Chancellor releases rap album "Mr. Rogers' Hood"
Fernanda Chamorro/Fun Star Reporter
April 2, 2013
UAF Chancellor Brian Rogers who is usually recognized by his unique mustache has decided to take his trademark ‘stache to a whole new level. Rogers
is releasing a hit single titled “Muh Stash” as part of his new rap album “Mr. Rogers’ Hood,” that will be released under his rapper name Mr. Rogers this April.
“I felt inspired by a mixture of Mister Rogers’ Neighborhood and Ice Cube,” Rogers said. “Ice Cube is tough, he has the mean brow look going on just like me.”
Rogers’ wife Sherry Modrow said she completely supports him. “This has always been his dream,” Modrow said. “The thug life.”
Rogers mentioned that he knew all along that he only needed one microphone to perform his greatest rhymes. One of his good friends is Josh Silva, better known as Alaska Redd, the pioneer of hip-hop music in Fairbanks. Silva discovered Rogers’ talent when he took him into his studio and did not want to let him out.
“He tore the studio up, it’s like he’d waited his whole life for this one chance,”
Silva said. “I wanna sign him to ReddDott Productions, for real.
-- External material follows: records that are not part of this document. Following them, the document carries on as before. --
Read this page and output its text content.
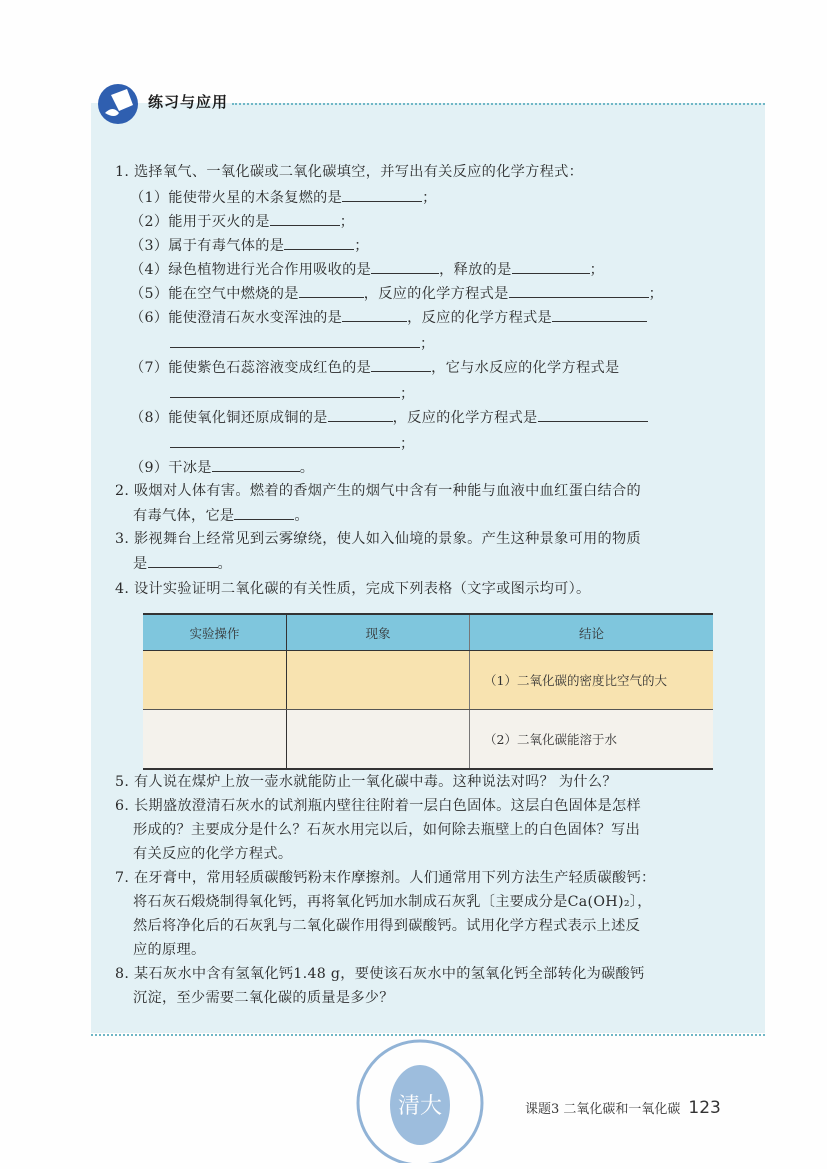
练习与应用
1. 选择氧气、一氧化碳或二氧化碳填空，并写出有关反应的化学方程式：
（1）能使带火星的木条复燃的是	；
（2）能用于灭火的是	；
（3）属于有毒气体的是	；
（4）绿色植物进行光合作用吸收的是	，释放的是	；
（5）能在空气中燃烧的是	，反应的化学方程式是	；
（6）能使澄清石灰水变浑浊的是	，反应的化学方程式是
；
（7）能使紫色石蕊溶液变成红色的是	，它与水反应的化学方程式是
；
（8）能使氧化铜还原成铜的是	，反应的化学方程式是
；
（9）干冰是	。
2. 吸烟对人体有害。燃着的香烟产生的烟气中含有一种能与血液中血红蛋白结合的
有毒气体，它是	。
3. 影视舞台上经常见到云雾缭绕，使人如入仙境的景象。产生这种景象可用的物质
是	。
4. 设计实验证明二氧化碳的有关性质，完成下列表格（文字或图示均可）。
实验操作	现象	结论
		（1）二氧化碳的密度比空气的大
		（2）二氧化碳能溶于水
5. 有人说在煤炉上放一壶水就能防止一氧化碳中毒。这种说法对吗？ 为什么？
6. 长期盛放澄清石灰水的试剂瓶内壁往往附着一层白色固体。这层白色固体是怎样
形成的？主要成分是什么？石灰水用完以后，如何除去瓶壁上的白色固体？写出
有关反应的化学方程式。
7. 在牙膏中，常用轻质碳酸钙粉末作摩擦剂。人们通常用下列方法生产轻质碳酸钙：
将石灰石煅烧制得氧化钙，再将氧化钙加水制成石灰乳〔主要成分是Ca(OH)₂〕，
然后将净化后的石灰乳与二氧化碳作用得到碳酸钙。试用化学方程式表示上述反
应的原理。
8. 某石灰水中含有氢氧化钙1.48 g，要使该石灰水中的氢氧化钙全部转化为碳酸钙
沉淀，至少需要二氧化碳的质量是多少？
清大	课题3 二氧化碳和一氧化碳 123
Who better to open at UAF for Theophilus London with me than the Chancellor himself?”
Rogers’ lyrics are spreading throughout campus as students cannot believe their ears. “Once he gets on that mic, you should be scared,” said UAF student Alex Martinez. “He’s a beast and he keeps it 100.”
“Oh my gosh, he’s like the next Tupac,” said Latoya Jordan, a music student. “But better.”
The rap album is set to be released before Springfest and includes a track called “Spring Madness.” There are a total of 13 tracks. Among them is “Muh Stash.” The following are rap lyrics to the song:
Now, you in Mr. Rogers’ hood,
I keep it fresh with my tie, lookin’ good,
They can talk all they want about the hair on my lip,
as long as they don’t touch muh stash or muh relationship,
Mind on my money and money on my staff,
proud of muh boyz two UAF grads.
No it ain’t bleached, I keep my sh*t natural,
chances so good for me they call me the chancellor.
Thanks to Hamilton, I go H.A.M. a ton,
up in my office feeling like the man of fun,
don’t believe me? Go throw your water balloons while I drop watermelons.
Started from the bottom in my lemonade truck,
You can try to knock me down but I’ll get back up,
while you’re running your mouth I’m busy makin’ those bucks,
all the talk seems to stop at the drop of that puck.
This article is satire. It is not intended to be taken seriously.